There is a conversation, a fluidity, ingrained within the art of narration. The story is written, and its meaning flows, a design based on “waterfalls” and oceans, a continuous “cascade” of information, building and twisting within itself, expanding out towards and beyond unrealized boundaries and unknown possibilities. This ebb and flow translates into a fury of voices, images, memories, traced within both the real and the impossible, the known and the unknown. A conversation has a way of extending itself, of twisting back and touching itself, illuminating its unknown parts, its dark spaces.

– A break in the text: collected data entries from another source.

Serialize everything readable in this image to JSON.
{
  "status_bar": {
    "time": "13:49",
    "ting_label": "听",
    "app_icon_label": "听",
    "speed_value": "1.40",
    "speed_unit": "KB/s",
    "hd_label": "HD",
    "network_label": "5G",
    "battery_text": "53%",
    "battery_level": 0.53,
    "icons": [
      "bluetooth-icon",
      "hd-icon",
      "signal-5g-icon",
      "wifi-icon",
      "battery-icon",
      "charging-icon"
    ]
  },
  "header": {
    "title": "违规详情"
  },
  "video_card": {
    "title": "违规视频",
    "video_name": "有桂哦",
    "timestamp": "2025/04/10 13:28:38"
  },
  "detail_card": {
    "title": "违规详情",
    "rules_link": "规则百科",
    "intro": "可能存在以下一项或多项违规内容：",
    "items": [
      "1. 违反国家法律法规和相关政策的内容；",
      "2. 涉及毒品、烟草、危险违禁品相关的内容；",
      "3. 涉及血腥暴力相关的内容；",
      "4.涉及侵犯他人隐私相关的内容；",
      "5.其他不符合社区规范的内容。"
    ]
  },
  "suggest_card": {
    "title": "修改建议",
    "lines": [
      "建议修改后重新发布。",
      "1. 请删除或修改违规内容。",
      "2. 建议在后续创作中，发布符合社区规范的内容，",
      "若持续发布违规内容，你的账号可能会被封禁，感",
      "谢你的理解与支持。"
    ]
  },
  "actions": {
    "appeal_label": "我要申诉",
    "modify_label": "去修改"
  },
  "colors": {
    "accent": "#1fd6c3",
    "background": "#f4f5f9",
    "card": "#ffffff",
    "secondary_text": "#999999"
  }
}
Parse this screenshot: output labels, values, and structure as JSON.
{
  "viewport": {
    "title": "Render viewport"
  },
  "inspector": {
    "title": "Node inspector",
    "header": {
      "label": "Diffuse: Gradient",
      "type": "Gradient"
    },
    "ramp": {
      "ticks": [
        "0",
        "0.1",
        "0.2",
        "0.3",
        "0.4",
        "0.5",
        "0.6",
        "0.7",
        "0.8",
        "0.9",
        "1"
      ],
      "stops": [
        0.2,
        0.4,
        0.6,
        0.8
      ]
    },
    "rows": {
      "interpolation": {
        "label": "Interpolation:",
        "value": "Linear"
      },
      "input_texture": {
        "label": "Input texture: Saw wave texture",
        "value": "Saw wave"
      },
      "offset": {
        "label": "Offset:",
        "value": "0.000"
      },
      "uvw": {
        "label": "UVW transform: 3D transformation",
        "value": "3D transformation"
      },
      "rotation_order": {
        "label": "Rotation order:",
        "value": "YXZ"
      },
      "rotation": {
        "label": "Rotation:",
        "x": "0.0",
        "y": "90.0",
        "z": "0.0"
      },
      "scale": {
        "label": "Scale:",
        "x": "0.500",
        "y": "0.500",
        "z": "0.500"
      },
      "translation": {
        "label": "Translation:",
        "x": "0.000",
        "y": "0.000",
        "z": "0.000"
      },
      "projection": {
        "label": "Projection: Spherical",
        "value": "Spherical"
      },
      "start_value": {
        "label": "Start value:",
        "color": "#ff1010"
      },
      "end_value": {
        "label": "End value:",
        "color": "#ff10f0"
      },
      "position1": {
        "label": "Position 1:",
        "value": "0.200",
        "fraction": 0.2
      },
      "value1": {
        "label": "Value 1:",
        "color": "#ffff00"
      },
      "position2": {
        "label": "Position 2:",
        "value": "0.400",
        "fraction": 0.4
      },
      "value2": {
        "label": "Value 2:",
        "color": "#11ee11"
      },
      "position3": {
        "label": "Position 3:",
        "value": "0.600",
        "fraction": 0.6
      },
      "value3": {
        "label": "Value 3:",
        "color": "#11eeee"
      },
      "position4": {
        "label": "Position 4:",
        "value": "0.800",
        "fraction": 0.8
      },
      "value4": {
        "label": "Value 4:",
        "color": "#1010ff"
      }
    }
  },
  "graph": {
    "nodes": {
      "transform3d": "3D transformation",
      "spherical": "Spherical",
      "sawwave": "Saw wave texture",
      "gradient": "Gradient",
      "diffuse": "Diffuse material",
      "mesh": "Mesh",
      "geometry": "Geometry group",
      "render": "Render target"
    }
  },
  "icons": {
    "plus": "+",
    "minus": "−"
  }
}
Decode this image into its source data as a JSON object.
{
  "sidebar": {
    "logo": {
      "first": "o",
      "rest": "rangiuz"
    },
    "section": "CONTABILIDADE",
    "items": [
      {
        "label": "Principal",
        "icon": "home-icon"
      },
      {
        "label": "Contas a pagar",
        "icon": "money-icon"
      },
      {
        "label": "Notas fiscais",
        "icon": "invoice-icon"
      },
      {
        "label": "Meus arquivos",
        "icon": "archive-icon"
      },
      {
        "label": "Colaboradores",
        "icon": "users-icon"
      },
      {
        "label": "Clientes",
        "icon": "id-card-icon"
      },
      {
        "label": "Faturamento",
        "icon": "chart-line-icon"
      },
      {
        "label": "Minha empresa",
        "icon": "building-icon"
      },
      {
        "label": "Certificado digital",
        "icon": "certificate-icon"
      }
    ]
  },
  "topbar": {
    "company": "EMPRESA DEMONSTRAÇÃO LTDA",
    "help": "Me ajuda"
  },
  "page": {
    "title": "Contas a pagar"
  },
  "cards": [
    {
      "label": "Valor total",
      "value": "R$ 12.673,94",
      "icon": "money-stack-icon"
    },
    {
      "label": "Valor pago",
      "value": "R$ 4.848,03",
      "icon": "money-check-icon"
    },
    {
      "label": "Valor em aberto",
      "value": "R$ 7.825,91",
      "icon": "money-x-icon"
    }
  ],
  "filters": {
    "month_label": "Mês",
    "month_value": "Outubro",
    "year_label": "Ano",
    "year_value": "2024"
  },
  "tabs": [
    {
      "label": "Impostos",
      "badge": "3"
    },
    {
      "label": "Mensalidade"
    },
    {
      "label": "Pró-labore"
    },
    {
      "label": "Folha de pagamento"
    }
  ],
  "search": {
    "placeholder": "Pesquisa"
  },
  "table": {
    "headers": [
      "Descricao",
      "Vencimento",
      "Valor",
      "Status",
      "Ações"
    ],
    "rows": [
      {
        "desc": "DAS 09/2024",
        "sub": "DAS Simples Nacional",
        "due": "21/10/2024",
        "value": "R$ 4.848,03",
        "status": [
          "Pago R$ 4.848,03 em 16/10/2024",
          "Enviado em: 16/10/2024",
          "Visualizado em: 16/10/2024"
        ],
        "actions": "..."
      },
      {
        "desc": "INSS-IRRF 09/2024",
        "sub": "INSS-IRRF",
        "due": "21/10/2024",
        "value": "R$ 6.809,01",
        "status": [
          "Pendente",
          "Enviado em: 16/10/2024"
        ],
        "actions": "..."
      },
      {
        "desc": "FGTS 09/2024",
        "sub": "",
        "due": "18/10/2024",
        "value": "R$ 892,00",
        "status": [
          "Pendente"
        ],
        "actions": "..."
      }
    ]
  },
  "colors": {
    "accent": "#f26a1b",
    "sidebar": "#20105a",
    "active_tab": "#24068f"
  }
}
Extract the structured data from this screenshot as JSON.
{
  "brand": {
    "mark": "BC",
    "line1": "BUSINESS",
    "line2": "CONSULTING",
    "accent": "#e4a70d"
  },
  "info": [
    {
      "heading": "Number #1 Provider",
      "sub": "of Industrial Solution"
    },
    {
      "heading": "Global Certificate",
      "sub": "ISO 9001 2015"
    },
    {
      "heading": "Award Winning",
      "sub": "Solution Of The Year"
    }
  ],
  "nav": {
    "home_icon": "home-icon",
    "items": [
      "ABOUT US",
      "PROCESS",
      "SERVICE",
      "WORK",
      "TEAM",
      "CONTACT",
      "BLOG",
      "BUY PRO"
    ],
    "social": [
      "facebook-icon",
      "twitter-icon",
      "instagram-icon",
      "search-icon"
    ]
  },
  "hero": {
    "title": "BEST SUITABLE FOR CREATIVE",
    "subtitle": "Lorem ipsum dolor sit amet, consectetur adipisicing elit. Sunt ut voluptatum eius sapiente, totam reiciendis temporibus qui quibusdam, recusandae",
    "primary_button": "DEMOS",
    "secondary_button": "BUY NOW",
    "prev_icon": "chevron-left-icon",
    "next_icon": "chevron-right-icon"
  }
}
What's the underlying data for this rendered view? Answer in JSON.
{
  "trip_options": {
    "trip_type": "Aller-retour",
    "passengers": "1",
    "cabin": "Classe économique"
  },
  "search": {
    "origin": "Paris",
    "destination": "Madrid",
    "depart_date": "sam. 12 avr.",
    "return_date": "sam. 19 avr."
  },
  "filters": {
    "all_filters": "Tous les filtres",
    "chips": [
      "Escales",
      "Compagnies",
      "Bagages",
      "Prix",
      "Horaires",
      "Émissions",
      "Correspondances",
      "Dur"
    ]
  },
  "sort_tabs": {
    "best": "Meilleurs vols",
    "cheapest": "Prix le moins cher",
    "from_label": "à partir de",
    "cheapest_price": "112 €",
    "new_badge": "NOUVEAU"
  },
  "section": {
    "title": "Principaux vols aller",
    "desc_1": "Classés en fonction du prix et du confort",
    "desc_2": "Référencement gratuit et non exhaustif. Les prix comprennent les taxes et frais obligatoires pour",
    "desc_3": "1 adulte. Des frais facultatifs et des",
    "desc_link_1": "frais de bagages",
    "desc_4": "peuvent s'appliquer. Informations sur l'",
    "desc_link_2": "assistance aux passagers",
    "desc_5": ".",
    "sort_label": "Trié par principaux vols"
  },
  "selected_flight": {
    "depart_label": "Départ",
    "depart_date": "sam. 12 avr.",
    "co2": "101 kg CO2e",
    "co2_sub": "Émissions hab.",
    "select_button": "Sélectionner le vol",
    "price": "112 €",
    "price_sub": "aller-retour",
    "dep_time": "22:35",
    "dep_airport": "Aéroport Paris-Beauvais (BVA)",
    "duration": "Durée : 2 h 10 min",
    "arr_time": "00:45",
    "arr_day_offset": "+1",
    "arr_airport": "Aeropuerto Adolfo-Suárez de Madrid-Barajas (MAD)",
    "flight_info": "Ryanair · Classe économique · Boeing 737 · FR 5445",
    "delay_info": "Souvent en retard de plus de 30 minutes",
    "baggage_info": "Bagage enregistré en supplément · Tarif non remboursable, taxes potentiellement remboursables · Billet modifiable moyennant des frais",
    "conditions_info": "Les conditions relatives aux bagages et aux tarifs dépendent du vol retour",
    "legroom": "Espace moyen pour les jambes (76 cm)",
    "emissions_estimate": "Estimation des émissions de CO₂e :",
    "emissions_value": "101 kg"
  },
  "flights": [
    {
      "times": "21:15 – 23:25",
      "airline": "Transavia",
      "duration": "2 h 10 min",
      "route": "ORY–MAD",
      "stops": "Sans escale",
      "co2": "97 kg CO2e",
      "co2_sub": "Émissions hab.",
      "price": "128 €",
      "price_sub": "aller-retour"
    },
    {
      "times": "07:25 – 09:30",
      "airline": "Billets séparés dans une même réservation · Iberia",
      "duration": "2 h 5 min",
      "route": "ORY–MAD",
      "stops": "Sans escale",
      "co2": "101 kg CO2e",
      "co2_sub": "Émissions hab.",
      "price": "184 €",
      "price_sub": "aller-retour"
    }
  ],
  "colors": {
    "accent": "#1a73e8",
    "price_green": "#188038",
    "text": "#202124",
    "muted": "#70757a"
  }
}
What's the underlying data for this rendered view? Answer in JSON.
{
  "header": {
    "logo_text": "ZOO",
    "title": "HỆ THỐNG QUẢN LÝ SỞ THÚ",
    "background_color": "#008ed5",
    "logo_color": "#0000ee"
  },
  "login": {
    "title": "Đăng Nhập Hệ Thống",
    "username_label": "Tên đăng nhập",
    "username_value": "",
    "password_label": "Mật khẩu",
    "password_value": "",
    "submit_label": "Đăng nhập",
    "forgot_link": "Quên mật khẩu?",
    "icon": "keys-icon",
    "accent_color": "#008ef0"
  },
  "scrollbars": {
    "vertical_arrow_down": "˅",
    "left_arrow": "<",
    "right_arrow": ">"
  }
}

I know that I write and to an extent, I know that what I write has meaning, that it holds a place in the world, that it embodies something more than what I can say or know alone. When writing, I often experience the very physical sensation of reaching, as though my pen is striving to touch, to grasp something just beyond my comprehension. I know what I am striving to write or capture. I know what my words are about. But how will they be read? What will they mean? How will they be translated within the imaginations and memories of my reader? I view my writing then as a kind of search or searching. I am not writing what happened, but rather, I am reaching back towards what happened, a reaching through and beyond in an attempt to deepen and expand my understanding of my story and the experience that that story strives to realize. I would argue that the poem, the story I write, is not really about anything. Rather, the words and the worlds they create provide an opportunity to search and thereby discover something that I had not known, something that I had not experienced, something that was beyond me, but that was not beyond the page or the words I wrote into them. “What poems are saying – and what they are failing to say – is an issue of considerable complexity” (Fulton, 1999).